Drop your jaw, scratch your head, tug at your beard (real or imaginary), it’s true: Minnesota has the second highest achievement gap nationwide.
Appalled? We were too. Inspired to take action, in 2009 we launched Rock Star Supply Co., a nonprofit organization that improves educational outcomes for at-risk teens by engaging local college students and fun professionals in our tutoring program. We believe anyone who wants to change a teen’s life is a rock star, and for the past three years, we’ve supplied those individuals to Twin Cities high schools.
By bringing volunteer tutors (aka Rock Stars) to the classroom, Rock Star Supply Co. provides support to teachers so they can more effectively engage their students. Our Rock Stars work with at-risk students so they can catch up on assignments, develop a passion for learning, and meet interesting adults along the way.
This year, we’re working to close the gap at Como Park Senior High School, Roosevelt High School, Wellstone International High School, and Journeys Secondary School / The LAB in Minneapolis and St. Paul.
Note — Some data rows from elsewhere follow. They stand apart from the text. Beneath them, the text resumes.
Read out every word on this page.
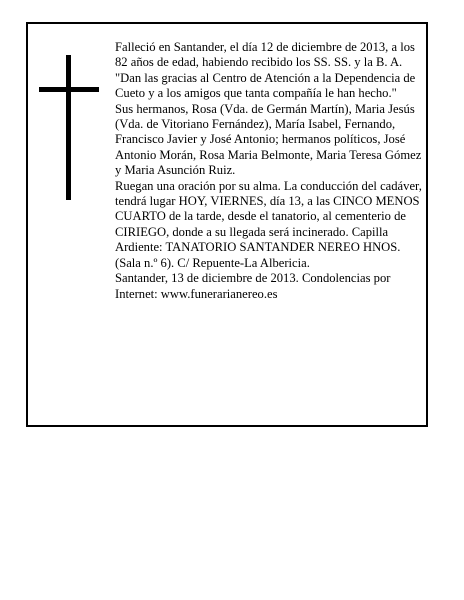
Falleció en Santander, el día 12 de diciembre de 2013, a los 82 años de edad, habiendo recibido los SS. SS. y la B. A.

"Dan las gracias al Centro de Atención a la Dependencia de Cueto y a los amigos que tanta compañía le han hecho."

Sus hermanos, Rosa (Vda. de Germán Martín), Maria Jesús (Vda. de Vitoriano Fernández), María Isabel, Fernando, Francisco Javier y José Antonio; hermanos políticos, José Antonio Morán, Rosa Maria Belmonte, Maria Teresa Gómez y Maria Asunción Ruiz.

Ruegan una oración por su alma. La conducción del cadáver, tendrá lugar HOY, VIERNES, día 13, a las CINCO MENOS CUARTO de la tarde, desde el tanatorio, al cementerio de CIRIEGO, donde a su llegada será incinerado. Capilla Ardiente: TANATORIO SANTANDER NEREO HNOS. (Sala n.º 6). C/ Repuente-La Albericia.

Santander, 13 de diciembre de 2013. Condolencias por Internet: www.funerarianereo.es
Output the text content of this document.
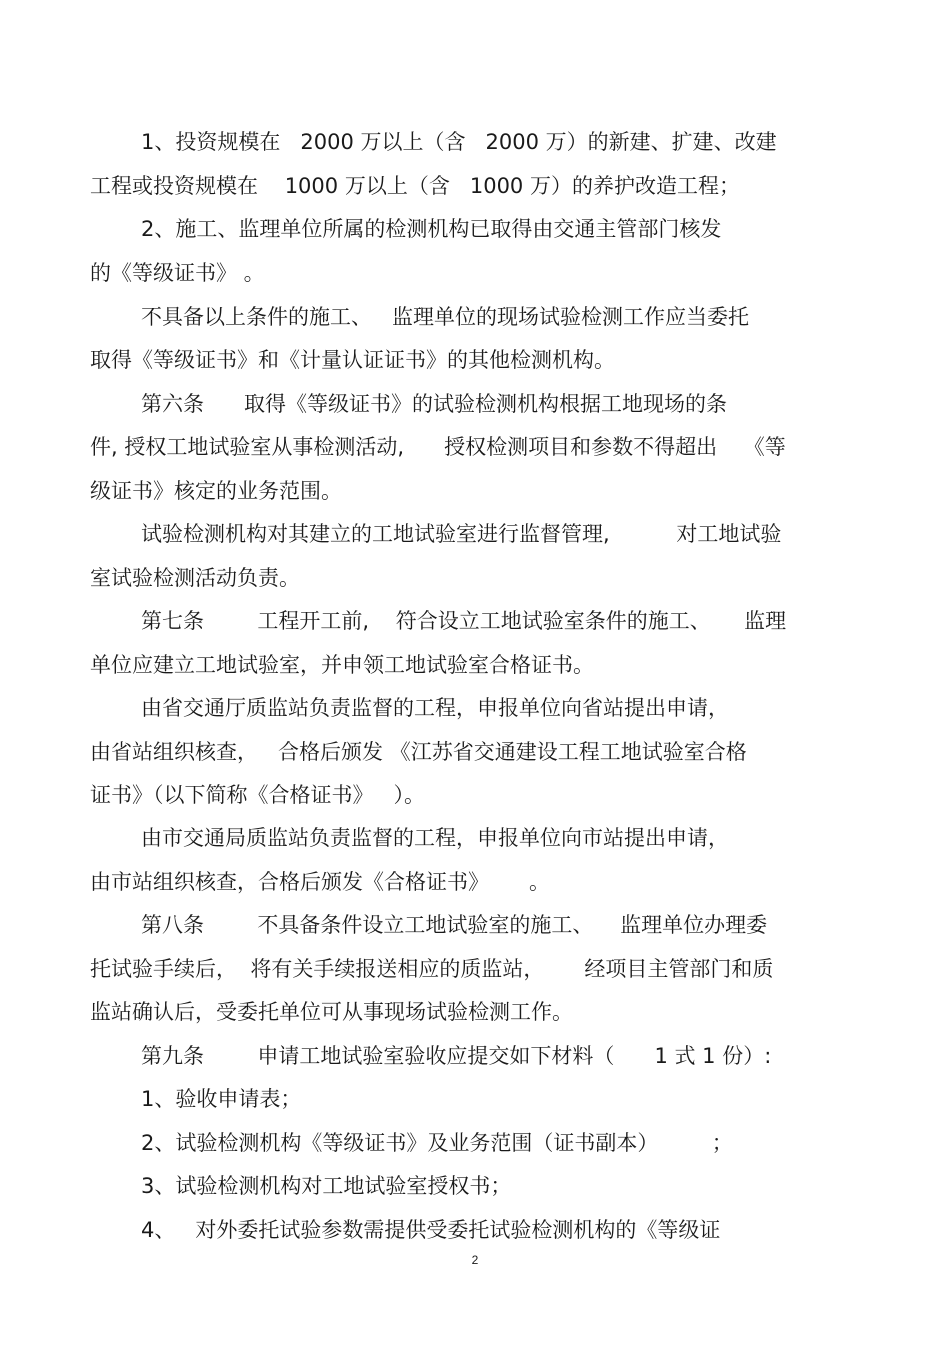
1、投资规模在   2000 万以上（含   2000 万）的新建、扩建、改建

工程或投资规模在    1000 万以上（含   1000 万）的养护改造工程；

2、施工、监理单位所属的检测机构已取得由交通主管部门核发

的《等级证书》 。

不具备以上条件的施工、   监理单位的现场试验检测工作应当委托

取得《等级证书》和《计量认证证书》的其他检测机构。

第六条      取得《等级证书》的试验检测机构根据工地现场的条

件, 授权工地试验室从事检测活动,      授权检测项目和参数不得超出    《等

级证书》核定的业务范围。

试验检测机构对其建立的工地试验室进行监督管理,          对工地试验

室试验检测活动负责。

第七条        工程开工前,    符合设立工地试验室条件的施工、     监理

单位应建立工地试验室，并申领工地试验室合格证书。

由省交通厅质监站负责监督的工程，申报单位向省站提出申请，

由省站组织核查，   合格后颁发 《江苏省交通建设工程工地试验室合格

证书》（以下简称《合格证书》   ）。

由市交通局质监站负责监督的工程，申报单位向市站提出申请，

由市站组织核查，合格后颁发《合格证书》      。

第八条        不具备条件设立工地试验室的施工、    监理单位办理委

托试验手续后，  将有关手续报送相应的质监站，      经项目主管部门和质

监站确认后，受委托单位可从事现场试验检测工作。

第九条        申请工地试验室验收应提交如下材料（      1 式 1 份）:

1、验收申请表；

2、试验检测机构《等级证书》及业务范围（证书副本）        ；

3、试验检测机构对工地试验室授权书；

4、   对外委托试验参数需提供受委托试验检测机构的《等级证

2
But we need your help to deepen our impact in Twin Cities schools. Please donate today! Volunteer! Change our world! (Or at least help rock it.)
Word on the street:
“I have seen firsthand how meaningful individual and small group support from tutors with RSS Co. has been to my students. It’s made a big difference!”
— Ben W. Rengstorf, English Language Teacher, Roosevelt High Scool
“The Rock Star volunteers saved my sanity last year with my two freshmen classes. Having extra adults in the room was tremendously helpful in keeping students on task and out of trouble.”
— Nancy P. Carpenter, Mathematics Instructor, Como Park Senior High
“The Rock Stars helped me bring my grades up [last year]...They made homework fun.”
— Maria, 16-years-old
"[Rock Stars] are really friendly. They weren't just like Well, can I help you? No! They wanted to get to know you. They wanted to see how you were doing and learn what else you're into...I even got life lessons from them."